By Hillel Italie
Associated Press
NEW YORK — The late Manning Marable won the Pulitzer Prize for history Monday, honored for a Malcolm X book he worked on for decades but did not live to see published. For the first time in 35 years, no fiction prize was given.
Pulitzer judges almost awarded two posthumous prizes. David Foster Wallace’s “The Pale King,” a novel assembled from notes he left behind at the time of his suicide in 2008, was among the finalists for fiction. Also cited were Karen Russell’s “Swamplandia” and Denis Johnson’s novella “Train Dreams.”
“It’s wonderful that the Pulitzer nominating committee recommended ‘The Pale King’ to the judges,” the book’s editor, Michael Pietsch of Little, Brown and Company, wrote in an email. “Anything that brings readers to David’s brilliant novels, especially his great novel ‘Infinite Jest,’ is a good thing!”
“The main reason (for the fiction decision) is that no one of the three entries received a majority, and thus after lengthy consideration, no prize was awarded,” said Sig Gissler, administrator of the Pulitzer Prizes.
“There were multiple factors involved in these decisions, and we don’t discuss in detail why a prize is given or not given.”
News about the fiction category was greeted with surprise.

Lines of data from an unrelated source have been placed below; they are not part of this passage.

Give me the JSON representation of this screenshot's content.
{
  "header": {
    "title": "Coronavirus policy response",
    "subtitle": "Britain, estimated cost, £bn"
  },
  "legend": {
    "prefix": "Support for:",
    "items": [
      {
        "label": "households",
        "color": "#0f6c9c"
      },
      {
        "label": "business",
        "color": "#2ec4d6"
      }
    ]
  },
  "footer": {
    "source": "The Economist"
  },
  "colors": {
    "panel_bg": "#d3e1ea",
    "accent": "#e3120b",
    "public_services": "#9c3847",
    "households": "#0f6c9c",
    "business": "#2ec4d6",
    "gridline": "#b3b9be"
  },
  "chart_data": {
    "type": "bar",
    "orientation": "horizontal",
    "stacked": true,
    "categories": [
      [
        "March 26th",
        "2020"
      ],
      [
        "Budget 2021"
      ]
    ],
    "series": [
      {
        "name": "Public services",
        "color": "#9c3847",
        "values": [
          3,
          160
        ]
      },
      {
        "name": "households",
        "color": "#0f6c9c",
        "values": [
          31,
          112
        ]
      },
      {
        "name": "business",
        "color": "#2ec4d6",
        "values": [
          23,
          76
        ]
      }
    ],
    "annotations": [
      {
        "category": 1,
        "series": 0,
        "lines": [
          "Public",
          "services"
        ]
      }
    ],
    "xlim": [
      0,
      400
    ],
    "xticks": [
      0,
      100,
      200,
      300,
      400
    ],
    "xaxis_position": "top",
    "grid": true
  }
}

“No fiction prize!” Jane Smiley, a Pulitzer winner in 1992 for “A Thousand Acres,” wrote on her Facebook page. “Not even to (Geraldine Brooks’) ‘Caleb’s Crossing!’ I did love that one.”
In an email to The Associated Press, Smiley added: “I can’t believe there wasn’t a worthy one. It’s a shame. But sometimes a selection committee really cannot agree, and giving no award is the outcome. Too bad.”
“It’s the most significant award in American letters and it’s a shame the jury couldn’t find a work of fiction this year,” said Paul Bogaards, director of publicity at Alfred A. Knopf, which published “Swamplandia” and numerous past winners, including Smiley’s novel. “The Pulitzer makes sales. It’s a prize that can change the career trajectory of a writer.”
Susan Larson, chairwoman of the Pulitzer fiction jury, stressed that it wasn’t up to the jury to select the winner. Rather, she said, its job was to submit three finalists to the board. “The decision not to award the prize this year rests solely with the Pulitzer board,” she wrote in an email to the AP.
Fiction judges have withheld the Pulitzer 10 times before, according to Gissler, most recently in 1977. Among eligible books that have been bypassed: Thomas Pynchon’s “Gravity’s Rainbow,” James Dickey’s “Deliverance” and Kurt Vonnegut’s “Cat’s Cradle.”
Quiara Alegria Hudes’ play “Water by the Spoonful,” which centers on an Iraq war veteran’s search for meaning, won the Pulitzer for drama. Hudes previously wrote the book for the Broadway show “In the Heights,” which won the Tony Award for Best Musical in 2008. Her play “Elliot, A Soldier’s Fugue” was a finalist for the Pulitzer in 2007.
“Water by the Spoonful,” produced last fall at Hartford Stage Company in Connecticut, was called an “imaginative play about the search for meaning” by the Columbia University’s prize board on Monday.
“I’m still kind of in a daze about it but I’m very excited,” she said by phone from Middletown, Conn., where she is teaching a play writing workshop to undergraduates at Wesleyan University. “I’m really delighted that something that was a little off the beaten path was considered.”
Marable, a longtime professor at Columbia University, died last year at age 60 just as, “Malcolm X: A Life of Reinvention” was being released. Years in the making, the book was widely praised, although some of Malcolm X’s children objected to the troubled portrait Marable offered of the activist’s marriage to Betty Shabazz.
“It is so rewarding to see Manning’s work honored as a landmark achievement in the documentation of 20th century American history,” Wendy Wolf, associate publisher at Viking, said in a statement.
Another long-term project, John Lewis Gaddis’ “George F. Kennan: An American Life,” won the Pulitzer for biography. Gaddis is a Yale University professor and leading Cold War scholar who began work on the Kennan book in the early 1980s. The project was delayed by Kennan’s longevity. Kennan, a founding Cold War strategist and a Pulitzer winner, was in his 70s at the time he authorized the book. He asked only that Gaddis wait until after his death.
Kennan lived to be 101.
“He was a prize-winning author himself, so he would have been pleased,” said Gaddis, whose biography also won the National Book Critics Circle award.